Almost every second store and shop in our villages and cities is a candy store, and common sense and common observation knows well enough the morbid results. Out of the American debauch in candy and sweets, breakfast-foods and sugar, wheat-cakes and molasses, we shall later have to win our way to health and good dietetic sense with painful experience.

The exacting questions, of course, remain: As to long-continued morbid habits of diet, especially in the case of children and city-dwellers; with the sedentary, in those with weakened nervous and nutritional systems, when coexisting with other diseases, or in the cases of other active and co-operating causes of disease.

For several years it has been growing clearer to me that many patients do not get well because they live too exclusively on sugary and starchy foods. With greater activity and the resisting power of youth, children exhibit the morbid tendency by excessive "nervousness." denutrition, ease-of-becoming ill, and by many ague and warning symptoms. I have asked the parents of such children to stop them in their use of all sweets, and most starches and almost immediately there was a most gratifying disappearance of the "nervousness," fickleness of appetite, "colds," and vague manifold ailments.

In another class of patients it was this way: There was only an incomplete disappearance of those symptoms generally due to eyestrain or back strain. With the correction of eyestrain, for instance, there was a sudden disappearance of the chief complaints, but followed by a provoking return of some of them. There was only, say, a three-fourth of non-cure remaining to torment. In such cases I exact a promise that for one or two months sugar and sweets shall be absolutely discontinued, and of the starches, the least possible use (no potatoes, surely)---a little toasted brown bread only, for instance.

How many patients have blessed me for the suggestion, and have traced to the continued rules, their reinstated health and enjoyment of life. Those who have learned to recognize the value of such hygienic preventions of disease will test the suggestion; those who observe only the organic end-products in aberrant physiology and morbid function. Fashionable pathology concerns itself only with terminal disease, apparently oblivious of pathogenesis, and most of all, careless of the early and slight origins which led to mortem and post-mortem. It is left to chance and to faddism to make scientific the infinitely more important function of prevention.

But the evil effects of sugar-drowning will sometimes be recognized as still more important and varied than I have said. Among others, I have had two cases in which it was clear that a too exclusive or an exaggerated diet of sugary foods was a cause of epilepsy. The first was that of a boy of nine years of age in which correction of eyestrain brought no relief of both petit and grand mal attacks. Then by diligent inquiry I learned that the boy (who was morbidly nervous...almost insanely active) ate no meats, eggs, vegetables, etc., and lived, practically, on "cakes," a little breakfast food, etc., with enormous quantities of sugar, syrups, etc. Recovery followed a diet list which excluded the sweets.

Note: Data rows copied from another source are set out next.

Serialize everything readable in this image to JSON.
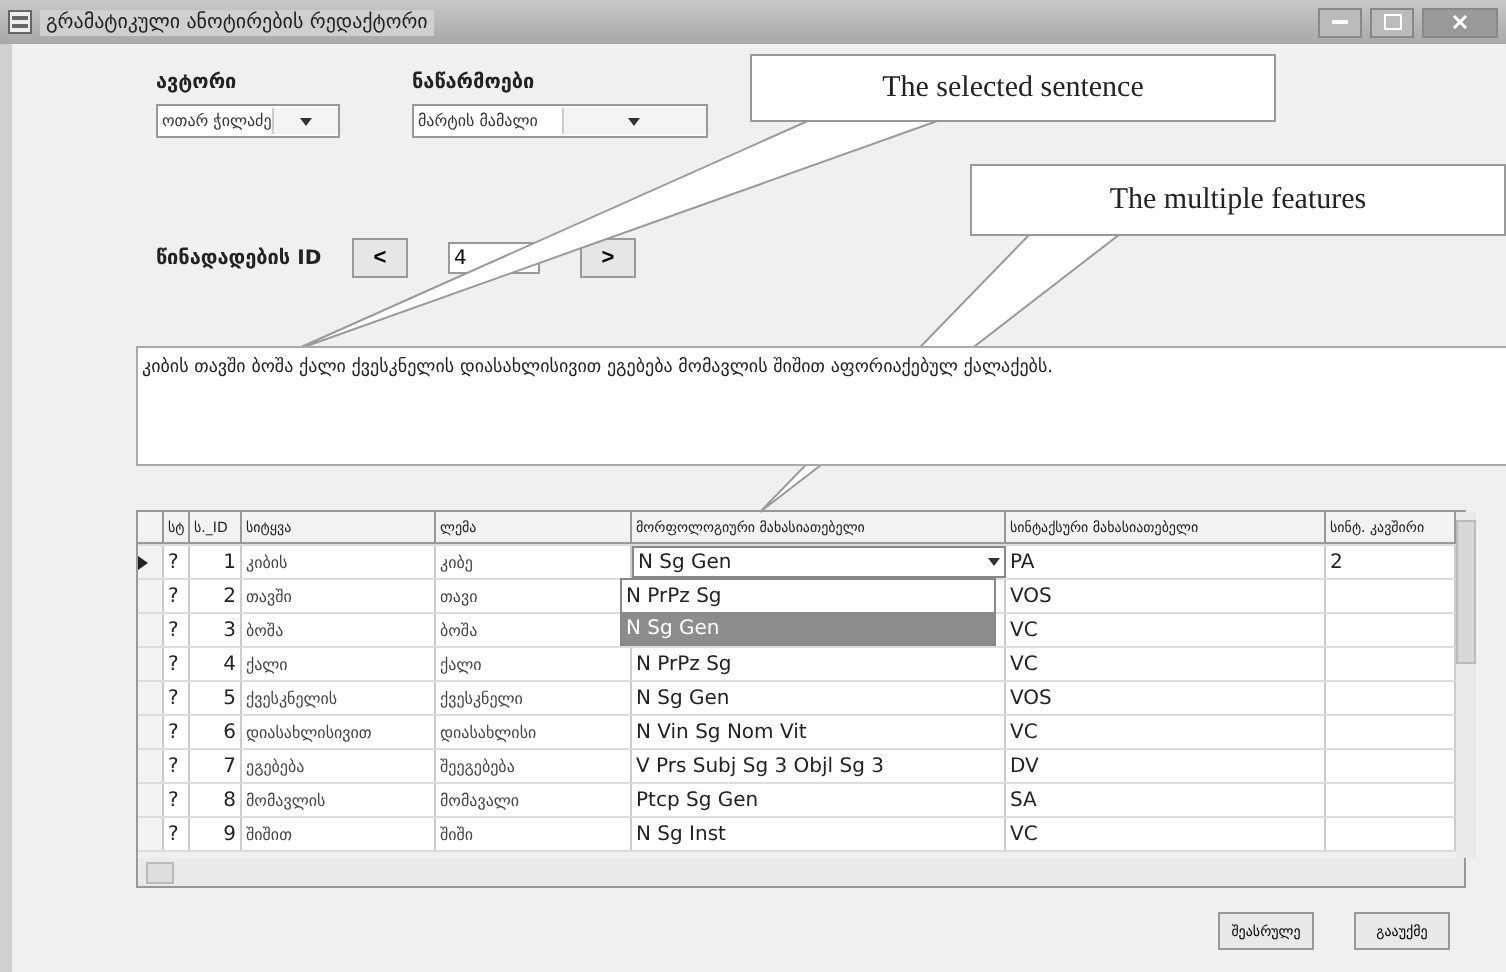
{
  "window": {
    "title": "გრამატიკული ანოტირების რედაქტორი"
  },
  "author": {
    "label": "ავტორი",
    "value": "ოთარ ჭილაძე"
  },
  "work": {
    "label": "ნაწარმოები",
    "value": "მარტის მამალი"
  },
  "sentence_id": {
    "label": "წინადადების ID",
    "prev": "<",
    "value": "4",
    "next": ">"
  },
  "sentence": "კიბის თავში ბოშა ქალი ქვესკნელის დიასახლისივით ეგებება მომავლის შიშით აფორიაქებულ ქალაქებს.",
  "table": {
    "columns": [
      "სტ",
      "ს._ID",
      "სიტყვა",
      "ლემა",
      "მორფოლოგიური მახასიათებელი",
      "სინტაქსური მახასიათებელი",
      "სინტ. კავშირი"
    ],
    "rows": [
      {
        "selected": true,
        "status": "?",
        "id": "1",
        "word": "კიბის",
        "lemma": "კიბე",
        "morph": "N Sg Gen",
        "syntax": "PA",
        "link": "2"
      },
      {
        "selected": false,
        "status": "?",
        "id": "2",
        "word": "თავში",
        "lemma": "თავი",
        "syntax": "VOS"
      },
      {
        "selected": false,
        "status": "?",
        "id": "3",
        "word": "ბოშა",
        "lemma": "ბოშა",
        "syntax": "VC"
      },
      {
        "selected": false,
        "status": "?",
        "id": "4",
        "word": "ქალი",
        "lemma": "ქალი",
        "morph": "N PrPz Sg",
        "syntax": "VC"
      },
      {
        "selected": false,
        "status": "?",
        "id": "5",
        "word": "ქვესკნელის",
        "lemma": "ქვესკნელი",
        "morph": "N Sg Gen",
        "syntax": "VOS"
      },
      {
        "selected": false,
        "status": "?",
        "id": "6",
        "word": "დიასახლისივით",
        "lemma": "დიასახლისი",
        "morph": "N Vin Sg Nom Vit",
        "syntax": "VC"
      },
      {
        "selected": false,
        "status": "?",
        "id": "7",
        "word": "ეგებება",
        "lemma": "შეეგებება",
        "morph": "V Prs Subj Sg 3 Objl Sg 3",
        "syntax": "DV"
      },
      {
        "selected": false,
        "status": "?",
        "id": "8",
        "word": "მომავლის",
        "lemma": "მომავალი",
        "morph": "Ptcp Sg Gen",
        "syntax": "SA"
      },
      {
        "selected": false,
        "status": "?",
        "id": "9",
        "word": "შიშით",
        "lemma": "შიში",
        "morph": "N Sg Inst",
        "syntax": "VC"
      }
    ],
    "dropdown_options": [
      {
        "label": "N PrPz Sg",
        "selected": false
      },
      {
        "label": "N Sg Gen",
        "selected": true
      }
    ]
  },
  "buttons": [
    "შეასრულე",
    "გააუქმე"
  ],
  "callouts": [
    "The selected sentence",
    "The multiple features"
  ]
}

Another patient, aged fifty-five, has been having many petit mal attacks for thirteen years, with occasional, typical grand mal seizures. He was a watchmaker, and wearing no correction of his compound hyperopic astiginatism. I found that he ate sweets inordinately, which, upon being interdicted, the attacks immediately grew less in number and severity, with no major ones, and the rare minor ones scarcely noticeable, until they disappeared and there was a return of hope, a zest in life; as he enthusiastically says, he "Feels like a new man now." In consideration of his age, the results are noteworthy.

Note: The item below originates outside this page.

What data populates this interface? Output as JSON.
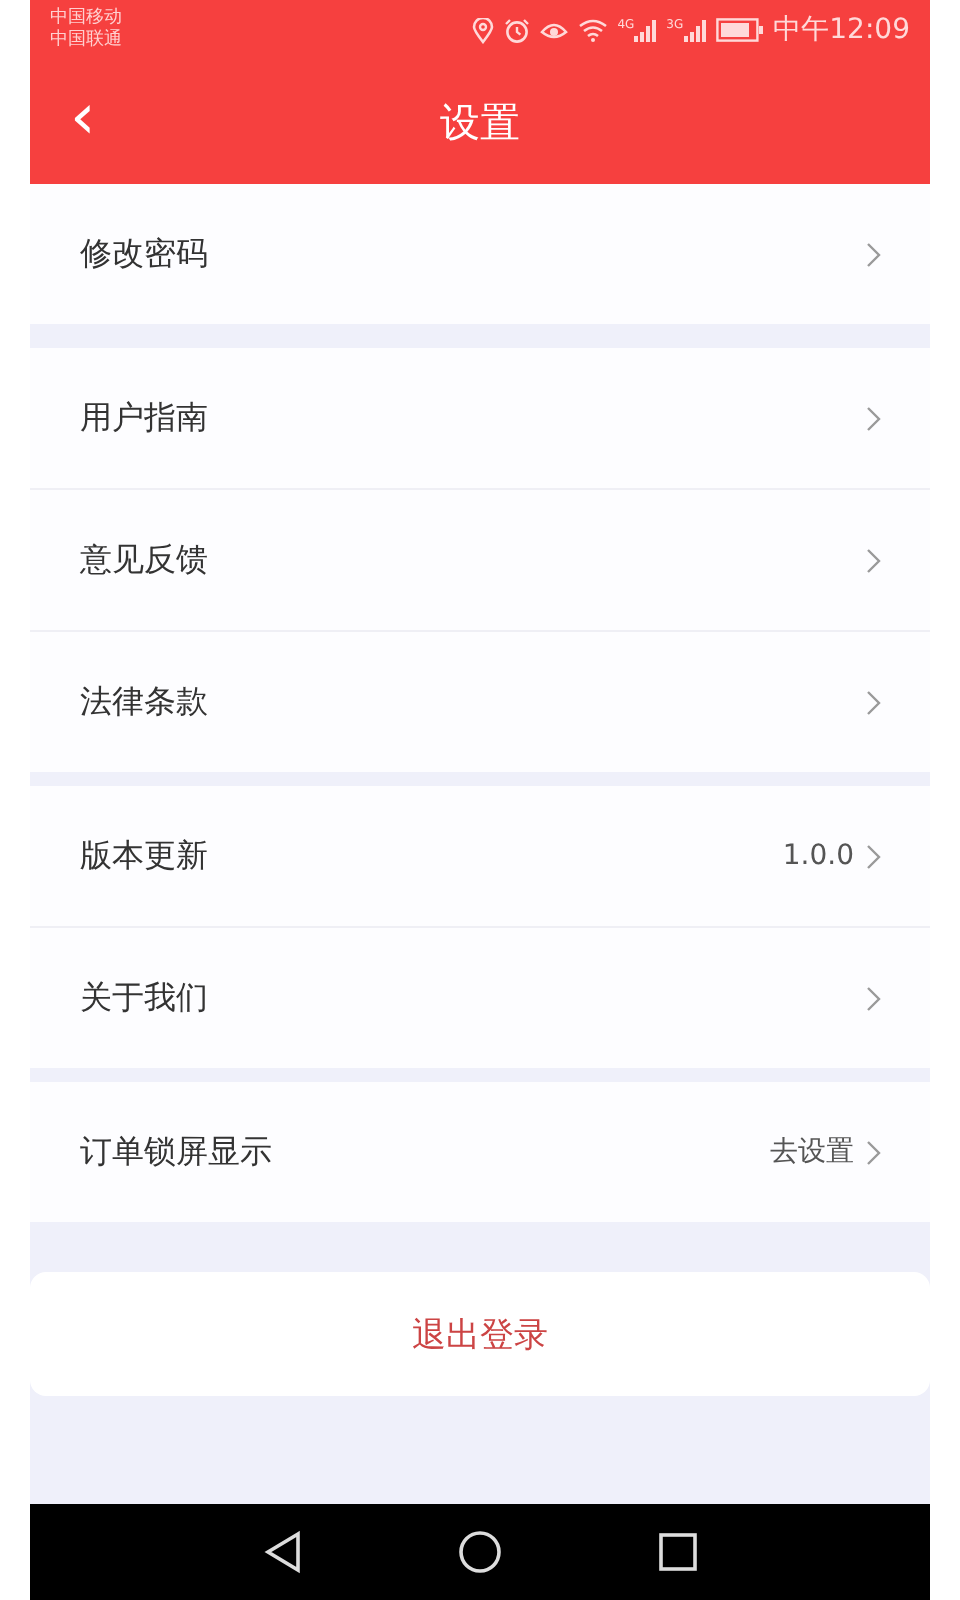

This article was printed in Natural Ovens of Manitowoc, Wisconsin newsletter, "Natural News." Comments by Barbara Stitt, co-owner of Manitowoc Ovens and author of "Food and Behavior": It is amazing that Dr. Gould described hyperactivity and attention deficit disorder so accurately 89 years ago in 1910. The refining of wheat flour had only reached the U.S. in the late 1800's! By ignoring the wise advice in 1910, the people in our beautiful country spent over $1.3 trillion in medical care in 1995.